Born in 1802, a year before the outburst of the Napoleonic Wars, the same year as Victor Hugo was born, he was the son, just like Hugo, of a Général d’Empire.
His father, also general of the French Revolution, of Haitian origin, was particularly feared by the Austrians, who nicknamed him “le Diable Noir” (“the Black Devil.”)
By his full name, Alexandre Dumas Davy de la Pailleterie, he is by far the most prolific French author of his time: More than 300 volumes that outline his dramaticwork: Les Trois mousquetaires (The Three Musketeers), le Comte de Monte-Cristo (The Count of Monte Cristo), Jospeh Balsamo, La Reine Margot (The Queen Margot.)
He mastered the art of taking the reader’s breath, and was known to have made this confession:”Amuser, intéresser, voilà mes seules règles” (“To entertain, to stir interest, those are my only rules.”
One day, his son found him all in tears: “Porthos est mort, j’ai été obligé de le sacrifier…” (“Porthos is dead, I was forced to sacrifice him…”)
In 1844-1846, he built the château of his dreams west of Paris: The Château de Monte-Cristo, which boasted a remarkable Moorish room designed by two Tunisian architects he met in French-occupied Maghreb.

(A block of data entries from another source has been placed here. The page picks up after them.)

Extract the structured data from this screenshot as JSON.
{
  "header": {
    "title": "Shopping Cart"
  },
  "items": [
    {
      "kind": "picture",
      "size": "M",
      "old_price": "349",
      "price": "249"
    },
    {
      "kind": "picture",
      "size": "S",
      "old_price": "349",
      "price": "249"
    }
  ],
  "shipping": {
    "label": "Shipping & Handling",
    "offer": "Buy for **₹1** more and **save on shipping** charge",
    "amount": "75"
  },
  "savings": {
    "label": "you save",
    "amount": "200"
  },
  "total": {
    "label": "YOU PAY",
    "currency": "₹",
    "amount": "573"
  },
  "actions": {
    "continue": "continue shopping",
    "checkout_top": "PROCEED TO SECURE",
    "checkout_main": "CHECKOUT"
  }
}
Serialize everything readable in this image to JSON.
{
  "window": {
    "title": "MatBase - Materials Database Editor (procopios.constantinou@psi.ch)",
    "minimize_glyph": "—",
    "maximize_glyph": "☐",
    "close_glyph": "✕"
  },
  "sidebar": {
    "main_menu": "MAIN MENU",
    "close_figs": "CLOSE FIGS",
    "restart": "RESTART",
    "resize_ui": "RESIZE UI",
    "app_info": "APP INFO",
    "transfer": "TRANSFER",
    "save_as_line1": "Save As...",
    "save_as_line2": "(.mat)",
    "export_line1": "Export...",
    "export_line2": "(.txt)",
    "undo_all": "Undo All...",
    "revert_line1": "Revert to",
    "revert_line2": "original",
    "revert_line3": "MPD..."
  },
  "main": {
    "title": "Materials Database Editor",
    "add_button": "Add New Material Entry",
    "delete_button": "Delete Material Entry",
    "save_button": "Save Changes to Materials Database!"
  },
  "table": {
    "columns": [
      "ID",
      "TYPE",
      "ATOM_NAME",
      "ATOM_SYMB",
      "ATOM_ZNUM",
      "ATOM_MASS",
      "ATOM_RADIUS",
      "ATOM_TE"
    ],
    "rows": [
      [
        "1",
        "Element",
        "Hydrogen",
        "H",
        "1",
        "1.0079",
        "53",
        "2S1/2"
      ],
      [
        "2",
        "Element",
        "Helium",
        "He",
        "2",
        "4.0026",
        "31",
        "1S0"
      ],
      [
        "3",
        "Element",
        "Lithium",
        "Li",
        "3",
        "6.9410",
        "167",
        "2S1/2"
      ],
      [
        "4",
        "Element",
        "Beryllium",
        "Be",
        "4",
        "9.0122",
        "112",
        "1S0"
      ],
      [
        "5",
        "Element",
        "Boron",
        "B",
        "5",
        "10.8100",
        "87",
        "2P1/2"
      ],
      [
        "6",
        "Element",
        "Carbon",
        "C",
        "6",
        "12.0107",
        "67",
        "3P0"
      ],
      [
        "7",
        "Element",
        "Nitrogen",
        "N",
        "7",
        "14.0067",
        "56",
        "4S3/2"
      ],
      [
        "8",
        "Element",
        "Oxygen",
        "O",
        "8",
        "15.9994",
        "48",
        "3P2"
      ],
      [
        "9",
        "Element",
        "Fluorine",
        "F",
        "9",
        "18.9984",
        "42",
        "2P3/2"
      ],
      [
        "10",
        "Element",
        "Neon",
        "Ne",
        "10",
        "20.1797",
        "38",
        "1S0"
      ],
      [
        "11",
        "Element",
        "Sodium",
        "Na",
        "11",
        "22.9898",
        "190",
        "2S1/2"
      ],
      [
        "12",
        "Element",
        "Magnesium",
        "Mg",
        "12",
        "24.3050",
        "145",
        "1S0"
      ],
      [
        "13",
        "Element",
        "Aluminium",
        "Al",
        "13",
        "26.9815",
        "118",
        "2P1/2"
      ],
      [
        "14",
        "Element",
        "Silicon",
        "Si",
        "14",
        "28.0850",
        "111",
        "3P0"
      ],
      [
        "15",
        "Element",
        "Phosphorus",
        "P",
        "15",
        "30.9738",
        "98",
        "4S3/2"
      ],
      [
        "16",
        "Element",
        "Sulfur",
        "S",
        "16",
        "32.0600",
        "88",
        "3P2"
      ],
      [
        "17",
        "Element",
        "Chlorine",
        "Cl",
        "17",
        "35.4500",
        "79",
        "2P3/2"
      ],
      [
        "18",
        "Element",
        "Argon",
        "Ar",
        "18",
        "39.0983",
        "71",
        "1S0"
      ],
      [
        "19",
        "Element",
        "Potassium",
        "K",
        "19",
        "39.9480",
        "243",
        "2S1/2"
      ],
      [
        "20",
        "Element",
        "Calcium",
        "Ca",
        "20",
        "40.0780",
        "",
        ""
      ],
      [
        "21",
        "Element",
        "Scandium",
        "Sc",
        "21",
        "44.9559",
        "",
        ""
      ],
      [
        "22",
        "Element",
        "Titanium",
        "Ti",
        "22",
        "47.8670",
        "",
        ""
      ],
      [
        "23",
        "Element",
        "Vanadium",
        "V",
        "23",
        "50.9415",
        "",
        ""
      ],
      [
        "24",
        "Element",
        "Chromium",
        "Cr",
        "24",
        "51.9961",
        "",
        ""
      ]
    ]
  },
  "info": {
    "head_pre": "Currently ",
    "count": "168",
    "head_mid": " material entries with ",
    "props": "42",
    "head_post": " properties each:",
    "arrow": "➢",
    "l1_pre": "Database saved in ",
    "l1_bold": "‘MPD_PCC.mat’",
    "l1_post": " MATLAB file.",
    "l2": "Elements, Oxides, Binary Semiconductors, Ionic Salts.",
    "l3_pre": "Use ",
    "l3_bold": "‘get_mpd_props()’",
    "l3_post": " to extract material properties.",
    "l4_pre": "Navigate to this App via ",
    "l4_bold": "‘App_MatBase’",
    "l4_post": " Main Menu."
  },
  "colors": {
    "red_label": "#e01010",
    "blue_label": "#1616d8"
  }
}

A few years later, however, he was completely bankrupt. Like Victor Hugo, who fled France after the coup d’état of Napoleon III, he was on the run, but for entirely different motivations: More than a hundred créanciers (creditors) were chasing him!
Later on, he came back to France, published numerous pièces de théâtre (theater plays) and romans (novels), and ran, à lui tout seul (single-handedly), several revues (magazines), thus earning him the highest admiration of his fans, and the embittered jealousy of his foes.
His fécondité littéraire was such that his son, Alexandre Dumas “Junior”, author of La Dame aux Camélias and academician, inherited it as well.
Finally, in 1970, the metro station Bagnolet was renamed Alexandre Dumas. However, it was only in 2002, during the 200th commemoration of his birthday, that his remains were moved to the Pantheon—next to Victor Hugo.